Pour expliquer leur insistance, les autorités municipales font valoir que l’ancienne église était dangereuse, que des gens avaient pris l’habitude de s’y abriter sans autorisation (squatters) et que les pompiers doivent se rendre sur les lieux de façon régulière pour y éteindre des débuts d’incendie.

32 unités de logement

Pour mettre toutes les chances de son côté et s’assurer que l’ancienne église soit démolie avant le retour de la saison froide, la Ville de Farnham a par ailleurs pris soin de faire évaluer le terrain (avec et sans bâtiment) et d’entreprendre une procédure d’expropriation. La municipalité a par la suite déposé une offre pour l’achat du terrain de gré à gré, tout en laissant entendre aux propriétaires qu’une expropriation n’était pas exclue. Le nouveau règlement de zonage autorise la construction de maisons, mais retire l’ancien usage (lieu de culte).

«La Ville ne souhaite pas développer le secteur à la place de l’entreprise privée, mais veut éviter à tout prix que le terrain demeure vacant pendant des années. Le conseil entend donc prendre les moyens nécessaires pour que le projet se réalise dans un délai raisonnable», explique le maire Josef Hüsler.

Les promoteurs ont déposé au comité consultatif d’urbanisme de Farnham (CCU) un projet de construction de 32 unités de logement (unifamilial, jumelé, triplex). Le CCU a étudié la proposition et recommande au conseil municipal de donner suite à ce projet.

Au moment de mettre sous presse, lAvenirEtDesRivieres.com a appris que les promoteurs avaient soumis une nouveau projet au CCU qui aurait pour effet d’augmenter de 32 à 39 le nombre d’unités de logement pouvant être construites sur le site.

Réactions des paroissiens

Si la démolition de Saint-Romuald «a viré bien du monde à l’envers», comme le prétendent certains, d’autres avaient déjà fait leur deuil et voient les choses d’un autre œil.

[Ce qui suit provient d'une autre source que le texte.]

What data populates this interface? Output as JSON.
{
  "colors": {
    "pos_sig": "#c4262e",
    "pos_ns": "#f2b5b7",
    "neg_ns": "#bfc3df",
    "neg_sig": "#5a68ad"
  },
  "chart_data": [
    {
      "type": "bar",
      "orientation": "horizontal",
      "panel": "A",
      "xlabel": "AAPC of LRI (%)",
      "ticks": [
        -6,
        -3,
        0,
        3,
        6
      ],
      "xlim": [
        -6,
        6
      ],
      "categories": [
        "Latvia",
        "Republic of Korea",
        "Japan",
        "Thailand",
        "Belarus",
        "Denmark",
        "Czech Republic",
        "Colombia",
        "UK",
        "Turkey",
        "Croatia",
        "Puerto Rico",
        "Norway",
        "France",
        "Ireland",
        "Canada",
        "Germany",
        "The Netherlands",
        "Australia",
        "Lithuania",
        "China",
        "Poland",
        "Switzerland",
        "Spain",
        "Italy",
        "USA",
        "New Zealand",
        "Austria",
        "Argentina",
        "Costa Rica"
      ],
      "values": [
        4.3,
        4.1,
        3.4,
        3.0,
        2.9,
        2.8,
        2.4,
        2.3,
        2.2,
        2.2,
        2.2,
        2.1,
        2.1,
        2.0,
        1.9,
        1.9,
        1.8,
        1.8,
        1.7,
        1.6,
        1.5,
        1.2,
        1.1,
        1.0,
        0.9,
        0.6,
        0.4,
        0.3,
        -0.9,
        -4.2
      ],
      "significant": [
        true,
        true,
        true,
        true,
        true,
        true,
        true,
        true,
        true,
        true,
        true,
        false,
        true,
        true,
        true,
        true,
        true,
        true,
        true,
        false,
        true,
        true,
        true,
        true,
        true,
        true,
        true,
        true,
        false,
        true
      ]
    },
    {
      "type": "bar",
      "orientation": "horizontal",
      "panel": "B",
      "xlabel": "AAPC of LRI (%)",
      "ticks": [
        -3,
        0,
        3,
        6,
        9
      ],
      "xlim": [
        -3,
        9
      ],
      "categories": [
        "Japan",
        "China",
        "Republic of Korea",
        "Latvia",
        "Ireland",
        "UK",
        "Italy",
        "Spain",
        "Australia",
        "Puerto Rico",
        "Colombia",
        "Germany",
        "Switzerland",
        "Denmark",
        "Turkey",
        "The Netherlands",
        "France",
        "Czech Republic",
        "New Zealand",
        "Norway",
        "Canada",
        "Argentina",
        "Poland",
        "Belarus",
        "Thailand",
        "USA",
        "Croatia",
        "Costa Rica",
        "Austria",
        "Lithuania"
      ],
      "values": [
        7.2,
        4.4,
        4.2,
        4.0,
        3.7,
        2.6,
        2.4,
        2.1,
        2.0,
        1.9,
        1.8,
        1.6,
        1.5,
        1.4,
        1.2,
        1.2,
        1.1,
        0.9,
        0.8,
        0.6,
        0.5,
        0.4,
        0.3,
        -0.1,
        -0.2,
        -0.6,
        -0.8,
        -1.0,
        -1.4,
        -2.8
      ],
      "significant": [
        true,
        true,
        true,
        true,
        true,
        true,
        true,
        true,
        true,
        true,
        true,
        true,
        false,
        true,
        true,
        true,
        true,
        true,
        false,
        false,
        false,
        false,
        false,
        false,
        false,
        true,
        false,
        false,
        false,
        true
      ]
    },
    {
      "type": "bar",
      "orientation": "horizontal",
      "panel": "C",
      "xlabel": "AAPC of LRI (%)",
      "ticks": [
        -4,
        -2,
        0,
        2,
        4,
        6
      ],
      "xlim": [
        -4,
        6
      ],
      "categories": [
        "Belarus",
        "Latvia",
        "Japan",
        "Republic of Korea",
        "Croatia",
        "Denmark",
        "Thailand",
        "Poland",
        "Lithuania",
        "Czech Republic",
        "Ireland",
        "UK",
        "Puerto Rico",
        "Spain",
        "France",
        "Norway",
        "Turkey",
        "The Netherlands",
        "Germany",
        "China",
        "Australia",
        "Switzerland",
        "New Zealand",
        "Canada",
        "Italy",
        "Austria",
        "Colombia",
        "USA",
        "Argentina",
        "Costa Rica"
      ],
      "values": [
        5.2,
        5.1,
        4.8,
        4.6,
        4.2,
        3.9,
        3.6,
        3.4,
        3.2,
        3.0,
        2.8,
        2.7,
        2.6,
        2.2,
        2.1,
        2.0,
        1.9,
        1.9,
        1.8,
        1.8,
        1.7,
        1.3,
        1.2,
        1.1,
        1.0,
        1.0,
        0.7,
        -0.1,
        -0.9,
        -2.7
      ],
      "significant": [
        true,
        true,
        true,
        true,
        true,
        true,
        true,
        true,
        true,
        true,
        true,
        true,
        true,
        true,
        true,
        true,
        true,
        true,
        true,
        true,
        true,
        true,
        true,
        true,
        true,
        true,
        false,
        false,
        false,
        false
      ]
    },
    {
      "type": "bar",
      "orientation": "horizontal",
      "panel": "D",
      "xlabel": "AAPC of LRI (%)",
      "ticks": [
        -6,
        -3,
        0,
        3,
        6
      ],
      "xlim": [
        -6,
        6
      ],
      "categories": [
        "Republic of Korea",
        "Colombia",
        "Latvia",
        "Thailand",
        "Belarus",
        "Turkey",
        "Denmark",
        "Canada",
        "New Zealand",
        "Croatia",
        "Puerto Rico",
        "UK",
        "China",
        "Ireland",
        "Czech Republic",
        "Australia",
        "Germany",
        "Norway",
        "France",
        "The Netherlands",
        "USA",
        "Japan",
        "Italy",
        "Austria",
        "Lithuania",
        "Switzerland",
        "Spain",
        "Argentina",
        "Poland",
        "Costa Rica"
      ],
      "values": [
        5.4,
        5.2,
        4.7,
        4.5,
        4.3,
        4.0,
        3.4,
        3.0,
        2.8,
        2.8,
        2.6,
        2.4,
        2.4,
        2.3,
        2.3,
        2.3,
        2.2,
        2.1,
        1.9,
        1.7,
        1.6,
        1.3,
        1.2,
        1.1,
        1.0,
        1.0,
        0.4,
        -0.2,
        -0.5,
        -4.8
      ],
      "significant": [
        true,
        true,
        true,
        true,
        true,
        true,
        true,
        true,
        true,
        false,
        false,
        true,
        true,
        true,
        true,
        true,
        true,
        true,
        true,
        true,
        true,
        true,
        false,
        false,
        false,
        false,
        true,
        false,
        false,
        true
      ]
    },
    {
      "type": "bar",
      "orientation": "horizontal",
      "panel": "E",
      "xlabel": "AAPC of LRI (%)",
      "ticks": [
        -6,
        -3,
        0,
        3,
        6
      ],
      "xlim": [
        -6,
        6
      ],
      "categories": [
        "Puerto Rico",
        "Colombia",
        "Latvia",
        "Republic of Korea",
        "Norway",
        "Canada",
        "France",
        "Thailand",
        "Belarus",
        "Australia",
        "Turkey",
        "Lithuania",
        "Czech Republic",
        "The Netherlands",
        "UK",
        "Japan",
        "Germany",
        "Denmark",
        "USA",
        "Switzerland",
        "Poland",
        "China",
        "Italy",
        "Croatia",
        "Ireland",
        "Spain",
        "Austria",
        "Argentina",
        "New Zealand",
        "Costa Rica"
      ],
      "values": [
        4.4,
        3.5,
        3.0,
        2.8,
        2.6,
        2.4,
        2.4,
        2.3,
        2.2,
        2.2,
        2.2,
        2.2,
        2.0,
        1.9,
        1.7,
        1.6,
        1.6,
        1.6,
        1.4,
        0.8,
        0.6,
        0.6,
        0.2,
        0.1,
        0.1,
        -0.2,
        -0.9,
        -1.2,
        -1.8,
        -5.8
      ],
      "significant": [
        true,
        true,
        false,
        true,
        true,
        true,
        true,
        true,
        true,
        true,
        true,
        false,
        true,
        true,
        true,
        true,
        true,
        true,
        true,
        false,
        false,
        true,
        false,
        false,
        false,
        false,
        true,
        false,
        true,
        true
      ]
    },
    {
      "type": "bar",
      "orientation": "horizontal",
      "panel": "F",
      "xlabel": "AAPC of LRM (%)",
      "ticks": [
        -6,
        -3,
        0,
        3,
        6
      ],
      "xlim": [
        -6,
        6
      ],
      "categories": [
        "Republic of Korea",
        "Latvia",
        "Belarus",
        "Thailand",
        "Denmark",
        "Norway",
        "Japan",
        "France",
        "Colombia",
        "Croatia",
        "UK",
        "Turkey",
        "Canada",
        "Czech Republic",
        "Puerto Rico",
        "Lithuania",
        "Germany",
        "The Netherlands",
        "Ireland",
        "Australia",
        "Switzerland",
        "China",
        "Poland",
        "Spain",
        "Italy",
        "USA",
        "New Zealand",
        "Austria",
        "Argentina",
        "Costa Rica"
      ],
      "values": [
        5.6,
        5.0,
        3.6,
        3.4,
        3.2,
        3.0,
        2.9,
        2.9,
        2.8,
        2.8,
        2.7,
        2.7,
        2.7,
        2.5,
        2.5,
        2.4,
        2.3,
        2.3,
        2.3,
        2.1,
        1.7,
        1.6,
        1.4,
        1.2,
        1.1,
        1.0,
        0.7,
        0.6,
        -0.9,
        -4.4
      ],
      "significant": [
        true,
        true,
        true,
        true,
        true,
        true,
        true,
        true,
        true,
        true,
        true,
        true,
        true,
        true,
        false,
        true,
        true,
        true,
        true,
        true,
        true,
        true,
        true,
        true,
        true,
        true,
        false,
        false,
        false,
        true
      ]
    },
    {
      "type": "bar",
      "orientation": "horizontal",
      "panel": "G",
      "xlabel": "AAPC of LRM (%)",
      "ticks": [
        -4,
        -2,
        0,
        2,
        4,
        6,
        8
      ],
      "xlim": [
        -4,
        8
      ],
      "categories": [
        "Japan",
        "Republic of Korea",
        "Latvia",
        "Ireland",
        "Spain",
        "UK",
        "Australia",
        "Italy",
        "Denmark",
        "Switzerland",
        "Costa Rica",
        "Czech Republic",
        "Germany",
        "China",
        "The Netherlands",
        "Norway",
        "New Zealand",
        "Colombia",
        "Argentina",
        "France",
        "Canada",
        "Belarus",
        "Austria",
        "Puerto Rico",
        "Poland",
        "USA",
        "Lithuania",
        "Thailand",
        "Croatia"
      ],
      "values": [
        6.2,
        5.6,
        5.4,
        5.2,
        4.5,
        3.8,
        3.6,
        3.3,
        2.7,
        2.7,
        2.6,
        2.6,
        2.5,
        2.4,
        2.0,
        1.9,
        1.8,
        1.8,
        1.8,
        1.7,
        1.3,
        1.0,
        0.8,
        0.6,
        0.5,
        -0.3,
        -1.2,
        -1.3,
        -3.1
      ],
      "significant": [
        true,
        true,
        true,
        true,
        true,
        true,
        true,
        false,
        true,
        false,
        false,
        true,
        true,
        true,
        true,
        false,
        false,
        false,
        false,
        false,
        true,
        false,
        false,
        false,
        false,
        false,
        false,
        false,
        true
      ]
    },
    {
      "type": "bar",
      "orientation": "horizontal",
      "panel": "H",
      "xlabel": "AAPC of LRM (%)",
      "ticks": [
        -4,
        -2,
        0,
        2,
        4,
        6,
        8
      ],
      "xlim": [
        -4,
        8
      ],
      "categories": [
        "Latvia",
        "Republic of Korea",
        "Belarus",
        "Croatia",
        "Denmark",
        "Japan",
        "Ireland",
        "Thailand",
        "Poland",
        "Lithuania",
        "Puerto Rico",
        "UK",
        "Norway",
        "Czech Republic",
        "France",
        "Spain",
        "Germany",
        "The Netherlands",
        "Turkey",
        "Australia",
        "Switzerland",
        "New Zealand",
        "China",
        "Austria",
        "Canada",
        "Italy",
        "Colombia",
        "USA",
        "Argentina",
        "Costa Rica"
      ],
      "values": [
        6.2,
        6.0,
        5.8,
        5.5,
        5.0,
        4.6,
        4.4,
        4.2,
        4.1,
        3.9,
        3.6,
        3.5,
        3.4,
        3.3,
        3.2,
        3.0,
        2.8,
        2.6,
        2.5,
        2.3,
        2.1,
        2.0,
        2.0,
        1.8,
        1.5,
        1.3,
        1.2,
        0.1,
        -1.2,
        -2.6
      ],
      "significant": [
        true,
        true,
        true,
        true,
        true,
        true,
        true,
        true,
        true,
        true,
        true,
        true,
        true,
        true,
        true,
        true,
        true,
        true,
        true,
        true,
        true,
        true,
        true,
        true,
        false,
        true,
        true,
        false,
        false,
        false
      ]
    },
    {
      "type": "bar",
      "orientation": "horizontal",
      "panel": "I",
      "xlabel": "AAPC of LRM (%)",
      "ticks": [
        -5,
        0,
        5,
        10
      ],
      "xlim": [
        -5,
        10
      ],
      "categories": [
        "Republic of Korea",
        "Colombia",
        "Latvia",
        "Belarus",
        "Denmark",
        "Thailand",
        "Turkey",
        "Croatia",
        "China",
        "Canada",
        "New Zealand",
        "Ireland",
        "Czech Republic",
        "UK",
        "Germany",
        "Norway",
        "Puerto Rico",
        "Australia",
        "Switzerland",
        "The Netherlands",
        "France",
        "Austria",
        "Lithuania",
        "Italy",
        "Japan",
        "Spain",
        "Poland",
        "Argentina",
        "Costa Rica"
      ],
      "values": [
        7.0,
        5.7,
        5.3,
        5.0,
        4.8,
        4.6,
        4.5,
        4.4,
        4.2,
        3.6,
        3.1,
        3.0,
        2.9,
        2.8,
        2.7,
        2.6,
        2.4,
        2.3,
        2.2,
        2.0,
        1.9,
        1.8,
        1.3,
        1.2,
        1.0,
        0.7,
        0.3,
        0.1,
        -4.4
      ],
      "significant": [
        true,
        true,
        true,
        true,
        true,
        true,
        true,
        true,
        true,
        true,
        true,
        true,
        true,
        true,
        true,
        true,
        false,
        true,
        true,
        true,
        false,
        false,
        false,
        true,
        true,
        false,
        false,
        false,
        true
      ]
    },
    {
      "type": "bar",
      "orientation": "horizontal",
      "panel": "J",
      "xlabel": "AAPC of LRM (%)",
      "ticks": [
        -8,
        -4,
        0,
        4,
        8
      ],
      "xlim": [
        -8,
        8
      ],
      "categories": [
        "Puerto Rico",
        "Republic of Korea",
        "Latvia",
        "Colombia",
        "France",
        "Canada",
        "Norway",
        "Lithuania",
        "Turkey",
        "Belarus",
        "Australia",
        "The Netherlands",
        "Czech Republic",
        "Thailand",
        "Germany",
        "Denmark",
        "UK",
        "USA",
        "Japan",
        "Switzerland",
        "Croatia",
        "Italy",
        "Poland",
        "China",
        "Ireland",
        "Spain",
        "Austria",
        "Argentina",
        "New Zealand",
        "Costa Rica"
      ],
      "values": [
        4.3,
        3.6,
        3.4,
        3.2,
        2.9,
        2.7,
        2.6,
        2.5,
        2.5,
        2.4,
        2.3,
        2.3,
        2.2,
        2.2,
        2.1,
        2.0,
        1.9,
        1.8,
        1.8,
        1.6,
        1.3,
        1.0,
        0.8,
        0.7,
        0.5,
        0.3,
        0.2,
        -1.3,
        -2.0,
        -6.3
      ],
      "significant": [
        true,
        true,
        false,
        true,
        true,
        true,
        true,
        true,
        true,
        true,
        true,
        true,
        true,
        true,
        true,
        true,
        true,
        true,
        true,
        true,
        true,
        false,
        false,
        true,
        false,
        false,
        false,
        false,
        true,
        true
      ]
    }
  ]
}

«C’est triste, mais dans les circonstances, la démolition était certainement la meilleure alternative. Ça ne devait pas être évident pour les gens du voisinage de voir une église, barricadée, se dégrader jour après jour», affirme Mme Breton, une ancienne paroissienne.

Cette dernière signale que la descente des cloches, en décembre 2011, l’a beaucoup plus affectée que la démolition proprement dite.

«Il faut passer à autre chose. Souhaitons maintenant que quelque chose de beau, d’intéressant, prenne la place de l’ancienne église», ajoute-t-elle.

Claude Roy a été témoin de la fondation de la paroisse, en juillet 1962 et de la construction de Saint-Romuald, en novembre 1963.

«Le projet, dit-il, n’avait pas fait l’unanimité, car la baisse de fréquentation des églises était déjà amorcée à cette époque.»

Le paroissien laisse également entendre que la fermeture du temple religieux, une quarantaine d’années plus tard, avait suscité de vives réactions.

«La décision de fermer l’église a été prise à Saint-Hyacinthe. J’étais membre du conseil de Fabrique à cette époque et je peux vous dire que les marguilliers n’étaient pas d’accord», précise-t-il.

M.Roy est convaincu que le coût d’entretien de l’église Saint-Fabien était moins élevé que celui de l’église Saint-Romuald. Selon lui, il aurait donc été plus logique de fermer l’église centenaire de la rue Yamaska – «qui coûte les yeux de la tête à entretenir» –  que de sacrifier un immeuble âgé d’à peine 45 ans.